I knew nothing of Nancy’s talent as a painter, the fact that her money supported his development as a writer, or the brave choices she made to escape her awful family. I did know that his treatment of, and attitude to, women was dreadful, but it was still chilling to read how their marriage disintegrated thanks largely to his bad bahaviour and quashing of her spirit. What I liked about this book though, was that it challenges the assumption that Nancy was just a silent and boring victim, and shows how she used her determination and courage to leave him as she had once left her parents, and to bring up a young child on her own in the extraordinary circumstances of wartime Palestine, having first dramatically fled the Nazis with Lawrence in a fishing boat.

When Drew and I went to Corfu a year ago, we hired a small boat in Paleokastritsa and sailed up and down the west coast and found the beaches of Agios Giorgios and Myrtiotissa, which Lawrence Durrell famously described as ‘perhaps the loveliest beach in the world’. Of all the places I’ve swam in Europe, the Caribbean, south-east Asia and Australia, I’ve never been in such clear blue warm water and had a beach to ourselves in such isolated splendour. If you pick your itinerary carefully, the island is still The Emerald Isle it was in the Durrells day.

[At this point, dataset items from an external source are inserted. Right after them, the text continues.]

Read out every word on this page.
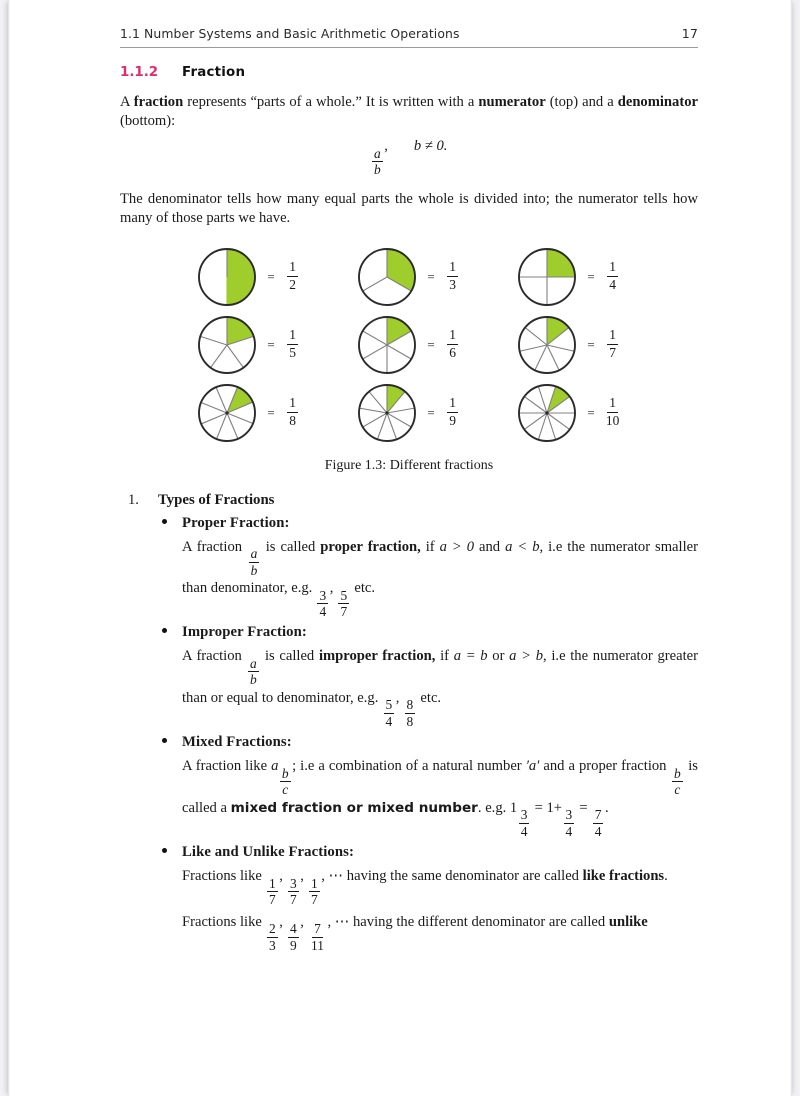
1.1 Number Systems and Basic Arithmetic Operations	17
1.1.2	Fraction

A fraction represents “parts of a whole.” It is written with a numerator (top) and a denominator (bottom):

$\frac{a}{b}$
, b ≠ 0.

The denominator tells how many equal parts the whole is divided into; the numerator tells how many of those parts we have.

= $\frac{1}{2}$	= $\frac{1}{3}$	= $\frac{1}{4}$
= $\frac{1}{5}$	= $\frac{1}{6}$	= $\frac{1}{7}$
= $\frac{1}{8}$	= $\frac{1}{9}$	= $\frac{1}{10}$
Figure 1.3: Different fractions
1. Types of Fractions
Proper Fraction:
A fraction
$\frac{a}{b}$
is called proper fraction, if a > 0 and a < b, i.e the numerator smaller than denominator, e.g.
$\frac{3}{4}$
,
$\frac{5}{7}$
etc.
Improper Fraction:
A fraction
$\frac{a}{b}$
is called improper fraction, if a = b or a > b, i.e the numerator greater than or equal to denominator, e.g.
$\frac{5}{4}$
,
$\frac{8}{8}$
etc.
Mixed Fractions:
A fraction like a
$\frac{b}{c}$
; i.e a combination of a natural number ′a′ and a proper fraction
$\frac{b}{c}$
is called a mixed fraction or mixed number. e.g. 1
$\frac{3}{4}$
= 1+
$\frac{3}{4}$
=
$\frac{7}{4}$
.
Like and Unlike Fractions:
Fractions like
$\frac{1}{7}$
,
$\frac{3}{7}$
,
$\frac{1}{7}$
, ⋯ having the same denominator are called like fractions.
Fractions like
$\frac{2}{3}$
,
$\frac{4}{9}$
,
$\frac{7}{11}$
, ⋯ having the different denominator are called unlike
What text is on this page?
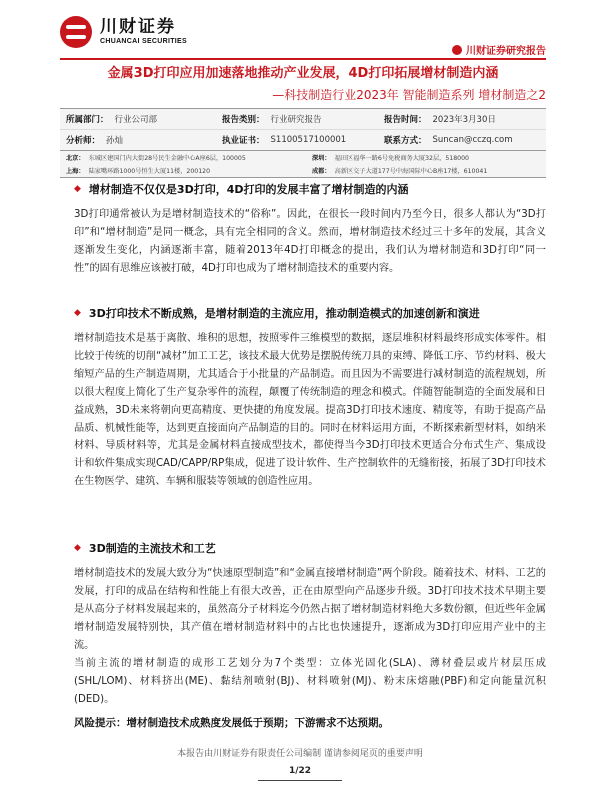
川财证券
CHUANCAI SECURITIES
川财证券研究报告
金属3D打印应用加速落地推动产业发展，4D打印拓展增材制造内涵
—科技制造行业2023年 智能制造系列 增材制造之2
所属部门： 行业公司部	报告类别： 行业研究报告	报告时间： 2023年3月30日
分析师： 孙灿	执业证书： S1100517100001	联系方式： Suncan@cczq.com
北京： 东城区建国门内大街28号民生金融中心A座6层，100005	深圳： 福田区福华一路6号免税商务大厦32层，518000
上海： 陆家嘴环路1000号恒生大厦11楼，200120	成都： 高新区交子大道177号中海国际中心B座17楼，610041
◆ 增材制造不仅仅是3D打印，4D打印的发展丰富了增材制造的内涵
3D打印通常被认为是增材制造技术的“俗称”。因此，在很长一段时间内乃至今日，很多人都认为“3D打印”和“增材制造”是同一概念，具有完全相同的含义。然而，增材制造技术经过三十多年的发展，其含义逐渐发生变化，内涵逐渐丰富，随着2013年4D打印概念的提出，我们认为增材制造和3D打印“同一性”的固有思维应该被打破，4D打印也成为了增材制造技术的重要内容。
◆ 3D打印技术不断成熟，是增材制造的主流应用，推动制造模式的加速创新和演进
增材制造技术是基于离散、堆积的思想，按照零件三维模型的数据，逐层堆积材料最终形成实体零件。相比较于传统的切削“减材”加工工艺，该技术最大优势是摆脱传统刀具的束缚、降低工序、节约材料、极大缩短产品的生产制造周期，尤其适合于小批量的产品制造。而且因为不需要进行减材制造的流程规划，所以很大程度上简化了生产复杂零件的流程，颠覆了传统制造的理念和模式。伴随智能制造的全面发展和日益成熟，3D未来将朝向更高精度、更快捷的角度发展。提高3D打印技术速度、精度等，有助于提高产品品质、机械性能等，达到更直接面向产品制造的目的。同时在材料运用方面，不断探索新型材料，如纳米材料、导质材料等，尤其是金属材料直接成型技术，都使得当今3D打印技术更适合分布式生产、集成设计和软件集成实现CAD/CAPP/RP集成，促进了设计软件、生产控制软件的无缝衔接，拓展了3D打印技术在生物医学、建筑、车辆和服装等领域的创造性应用。
◆ 3D制造的主流技术和工艺
增材制造技术的发展大致分为“快速原型制造”和“金属直接增材制造”两个阶段。随着技术、材料、工艺的发展，打印的成品在结构和性能上有很大改善，正在由原型向产品逐步升级。3D打印技术技术早期主要是从高分子材料发展起来的，虽然高分子材料迄今仍然占据了增材制造材料绝大多数份额，但近些年金属增材制造发展特别快，其产值在增材制造材料中的占比也快速提升，逐渐成为3D打印应用产业中的主流。
当前主流的增材制造的成形工艺划分为7个类型：立体光固化(SLA)、薄材叠层或片材层压成(SHL/LOM)、材料挤出(ME)、黏结剂喷射(BJ)、材料喷射(MJ)、粉末床熔融(PBF)和定向能量沉积(DED)。
风险提示：增材制造技术成熟度发展低于预期；下游需求不达预期。
本报告由川财证券有限责任公司编制 谨请参阅尾页的重要声明
1/22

One thought on “Amateurs in Eden

  1. What a coincidence, I’m currently reading Amateurs in Eden, indeed just before lunch I finished Chapter 6 ‘Prospero’s Island’. It is such a gently written book, and you certainly get to appreciate a previously un-imagined side of Nancy. I too visited Corfu, but that was twenty years ago, but I remember hiring a motor cycle and making a pilgrimage to the White House at Kalami.